At the 1976 Montreal Olympics, in addition to John Walker, Jelley also coached Rod Dixon and Dick Quax.

Jelley has coached dozens of other leading athletes during his career, including 1988 Seoul Olympic 3000 m runner Christine Pfitzinger, two-time Olympic distance runner Robbie Johnston, 1987 World Championship marathoner Hazel Stewart, 1990 Commonwealth 10,000 m bronze medallist Barbara Moore, 1978 Commonwealth Games middle-distance representatives Dennis Norris and Alison Wright, and former US mile record-holder Steve Scott, who was fifth in the 1988 Olympic 1500 m final.

Jelley retired from coaching in 2000, to put more time into bridge and lawn bowls. However, five years later, he agreed to coach Hamish Carson, who subsequently represented New Zealand at the 2016 Summer Olympics in the 1500 metres. Jelley retired from coaching once more in 2018.

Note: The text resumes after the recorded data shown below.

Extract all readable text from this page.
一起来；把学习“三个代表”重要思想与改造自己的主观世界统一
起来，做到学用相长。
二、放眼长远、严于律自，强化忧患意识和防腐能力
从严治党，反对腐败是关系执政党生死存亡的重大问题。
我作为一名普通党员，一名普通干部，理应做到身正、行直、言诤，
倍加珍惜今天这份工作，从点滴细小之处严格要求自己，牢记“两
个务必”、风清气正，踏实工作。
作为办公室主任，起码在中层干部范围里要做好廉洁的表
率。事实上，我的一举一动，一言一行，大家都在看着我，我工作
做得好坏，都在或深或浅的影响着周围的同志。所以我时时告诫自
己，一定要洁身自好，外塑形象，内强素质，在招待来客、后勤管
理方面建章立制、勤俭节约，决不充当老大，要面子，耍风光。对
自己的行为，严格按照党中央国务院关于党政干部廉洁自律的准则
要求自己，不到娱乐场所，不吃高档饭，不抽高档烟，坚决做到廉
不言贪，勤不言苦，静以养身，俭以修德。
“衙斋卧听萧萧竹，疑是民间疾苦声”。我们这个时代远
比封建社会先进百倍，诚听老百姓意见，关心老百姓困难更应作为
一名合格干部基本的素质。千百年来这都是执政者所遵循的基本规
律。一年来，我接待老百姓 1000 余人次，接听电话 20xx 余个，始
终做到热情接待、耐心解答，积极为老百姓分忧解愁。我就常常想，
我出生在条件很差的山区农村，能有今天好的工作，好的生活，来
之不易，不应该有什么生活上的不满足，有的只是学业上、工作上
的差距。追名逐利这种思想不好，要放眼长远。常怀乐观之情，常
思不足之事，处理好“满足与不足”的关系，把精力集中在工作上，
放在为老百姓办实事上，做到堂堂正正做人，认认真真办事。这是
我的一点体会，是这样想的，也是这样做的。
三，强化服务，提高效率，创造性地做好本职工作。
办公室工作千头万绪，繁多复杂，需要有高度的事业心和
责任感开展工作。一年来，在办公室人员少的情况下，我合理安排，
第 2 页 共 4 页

===Mt Albert Bridge Club===
Jelley's first wife Rachel knew he was a keen card player and encouraged him to attend the Mt Albert Bridge Club, where he has been involved since 1990. He has been a tutor since 1996 and was president for ten years from 2003.

==Honours and awards==
In the 1982 New Year Honours, Jelley was appointed an Officer of the Order of the British Empire, for services to athletics. Along with Arthur Lydiard, he was one of four coaches inducted into the New Zealand Coaches Hall of Fame. In 1987, he was awarded an International Amateur Athletic Federation Diploma.

In 2007, Jelley received a Sparc lifetime achievement award for coaching excellence, and an Athletics New Zealand merit award in 2009.

Jelley was appointed a Companion of the New Zealand Order of Merit in the 2021 New Years Honours, for his work as a coach and an administrator in athletics and bridge.